Planning a Cost-Effective Special Event


Event Setups

At Katz & Associates, we are always cognizant of project budgets; after all, the majority of our clients are public agencies that often have limited resources and funds allotted for each project. With the economy turning around, projects that were once on hold are now reaching milestones, and agencies want to celebrate these accomplishments. Planning a special event, such as a groundbreaking or ribbon-cutting, can be a great way to celebrate success with stakeholders, but it also means keeping an eye on the project budget.

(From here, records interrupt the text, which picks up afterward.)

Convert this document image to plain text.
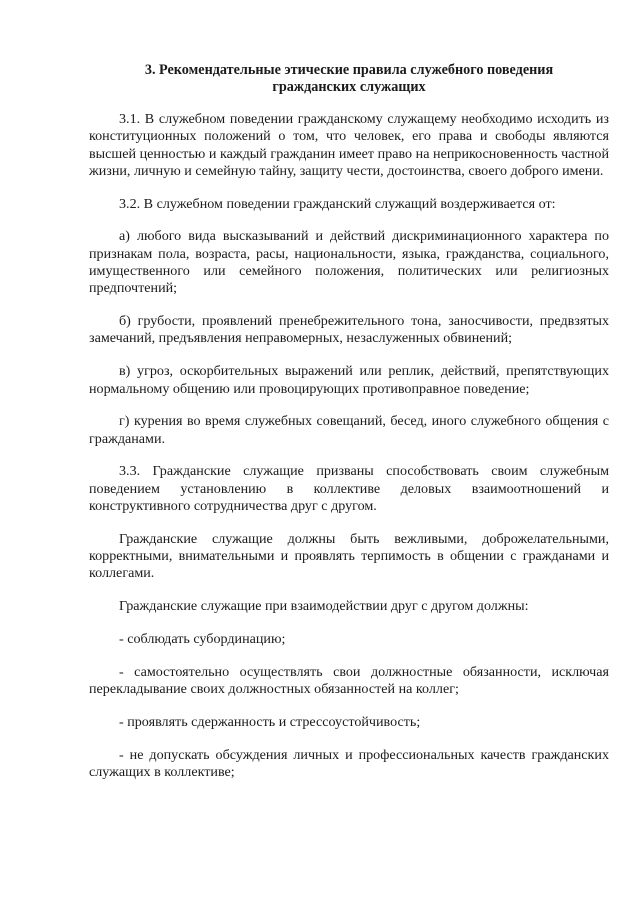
3. Рекомендательные этические правила служебного поведения
гражданских служащих

3.1. В служебном поведении гражданскому служащему необходимо исходить из конституционных положений о том, что человек, его права и свободы являются высшей ценностью и каждый гражданин имеет право на неприкосновенность частной жизни, личную и семейную тайну, защиту чести, достоинства, своего доброго имени.

3.2. В служебном поведении гражданский служащий воздерживается от:

а) любого вида высказываний и действий дискриминационного характера по признакам пола, возраста, расы, национальности, языка, гражданства, социального, имущественного или семейного положения, политических или религиозных предпочтений;

б) грубости, проявлений пренебрежительного тона, заносчивости, предвзятых замечаний, предъявления неправомерных, незаслуженных обвинений;

в) угроз, оскорбительных выражений или реплик, действий, препятствующих нормальному общению или провоцирующих противоправное поведение;

г) курения во время служебных совещаний, бесед, иного служебного общения с гражданами.

3.3. Гражданские служащие призваны способствовать своим служебным поведением установлению в коллективе деловых взаимоотношений и конструктивного сотрудничества друг с другом.

Гражданские служащие должны быть вежливыми, доброжелательными, корректными, внимательными и проявлять терпимость в общении с гражданами и коллегами.

Гражданские служащие при взаимодействии друг с другом должны:

- соблюдать субординацию;

- самостоятельно осуществлять свои должностные обязанности, исключая перекладывание своих должностных обязанностей на коллег;

- проявлять сдержанность и стрессоустойчивость;

- не допускать обсуждения личных и профессиональных качеств гражданских служащих в коллективе;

Here are our top tips for planning a cost-effective special event:

  • Use online notifications. Email invitations, customized Web pages, social media posts, online calendar announcements and blog articles can all help avoid or minimize printing and postage costs.
  • Find sponsorships. Building partnerships with vendors can be mutually beneficial. The agency can keep costs down by using in-kind donations, while vendors can gain publicity.
  • Support local businesses. Local businesses sometimes feel the brunt of construction projects, so upon project completion, try to give back by using them for services like catering, floral arrangements or event rentals. In addition, using local vendors can keep delivery and setup costs down because travel expenses are minimized.
  • Keep venue costs down. Venue rentals can be pricey and exhaust event budgets. Public parks and community centers are often free to government agencies and can be spacious event sites. Libraries are also a good option as many constructed in the last 10 to 15 years have beautiful meeting rooms and patios available for these types of functions. Park picnic tables can double as seating for a small community event, and community centers often have plenty of tables and chairs for larger events. Free, public event spaces will also be well-received by the public because it shows careful spending of taxpayer money.
  • Provide the appropriate equipment. If the event is only an hour long, it probably does not make sense to rent three portable restrooms. If you are expecting 100 attendees, it probably does not make sense to rent 200 chairs. All equipment rentals, catering and printing quantities should be on par with the number of expected attendees and the length of the event. Unnecessary additions will impact the budget.
  • Utilize team talents for staffing. Pull in your staff to support the event in order to cut back on outside vendor costs. Assign tasks based on abilities; for example, someone creative may be helpful as a photographer, and someone with great organizational skills could help at a welcome table.
  • Don’t forget the ambiance. Small details can go a long way toward setting the tone. Music, even if it’s recorded, can help make people feel welcomed before they even walk in and encourage more mingling. Simple refreshments, even if they are from Costco, can be delicious, and grocery store tabletop bouquets can be beautiful. Don’t be afraid of a little DIY magic to add to the atmosphere, because it’s likely that those are the details that will be remembered.